I miss california wine.

It's Fashion Week in New York, and the air is starting to chill. I'm excited to watch the seasons change, and at this current moment, I'm vowing to myself to blog more often. But I know myself well enough to be fairly certain my blogging patterns will remain rather consistent. I'm good for awhile, then shitty, then I totally forget... then I get all excited about it and the circle continues. Right now I'd really like to see the leaves turn in Central Park. If not before then, I know I'll have to blog about that. I'm so excited to watch the weather change. I'm excited about hats and scarves and gloves.

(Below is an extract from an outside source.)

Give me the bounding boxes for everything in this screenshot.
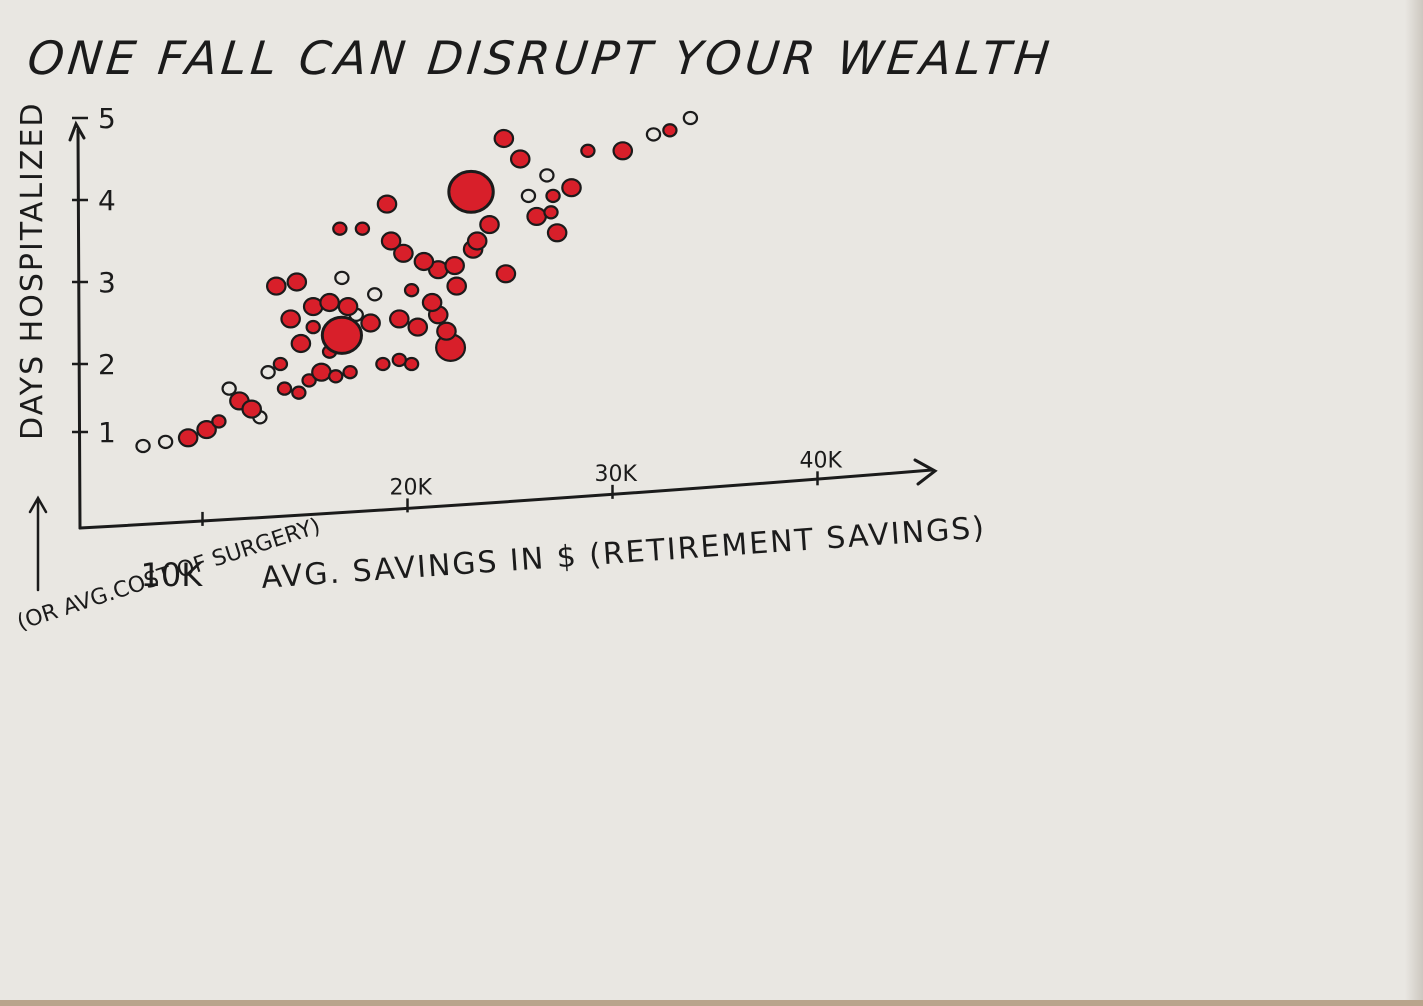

Today was a thoughtful day, sometimes I retreat into myself to find my way. Today was one of those days. "Some days when I'm far away in a lonely room in a cold seclusion" ...... It's interesting to me that I think in music.

Let me explain that.

Almost every significant person or event in my life corresponds to a song. Listening to lyrics will often bring an emotion or a memory to the surface in the same way a familiar smell can do. It's full and fast, and in one quick moment, I'm back in old shoes. Lyrics sometimes explain to me a thought I couldn't fully articulate to myself or to someone else, if they'll listen. I have used lyrics and songs and mix cds to communicate my whole life. Recently, as I get older, I have noticed that I'm not the only person who does that, and I get along best with others who have the same kind of relationship with music. And, the part about that which strikes me as most odd, is that some of those people don't know that's who they are. Some people can be taught to communicate in music, or the comprehend it but they don't speak it. This is all just my late night reflective observation, mind you, so it's likely to be corrupted by fatigue.

I'm going to be a person who can let go. I'm so close. I can taste it. Fully aware that the fact that my inability to move on from love, anger, heartbreak, etc, is my greatest weakness -- I have made it a mission to destroy it. I'm doing a damn good job. Really, when you think about it, most things that ruffle your feathers aren't worth holding on to. A good ruffle or a bad, 9 out of 10... not really worth it in the long run. Only hold on to the events that shake you, change you... the big deals. It's also totally ok to laugh at yourself, with others at yourself, and at others who can't laugh at themselves. Those things are all funny.

3:13 am -- a totally indecent hour, but totally worth getting some thought on paper.

Billy Joel is a genius, by the way. And check out "This is the Life" - Amy MacDonald.... she's amazing too.

nite
L



ps.

Some people stay far away from the door if there's a chance of it opening up
They hear a voice in the hall outside and hope that it just passes by
Some people live with the fear of a touch and the anger of having been a fool
They will not listen to anyone so nobody tells them a lie.

I know you're only protecting yourself
I know you're thinking of somebody else
Someone who hurt you... but I'm not above
Making up for the love,
you've been denying you could ever feel
I'm not a above doing anything to restore your faith if I can

Some people see through the eyes of the old before they ever get a look at the young...
I'm only willing to hear you cry because I am an innocent man.

Again, Billy Joel, ladies and gents... a genius. I'm just saying.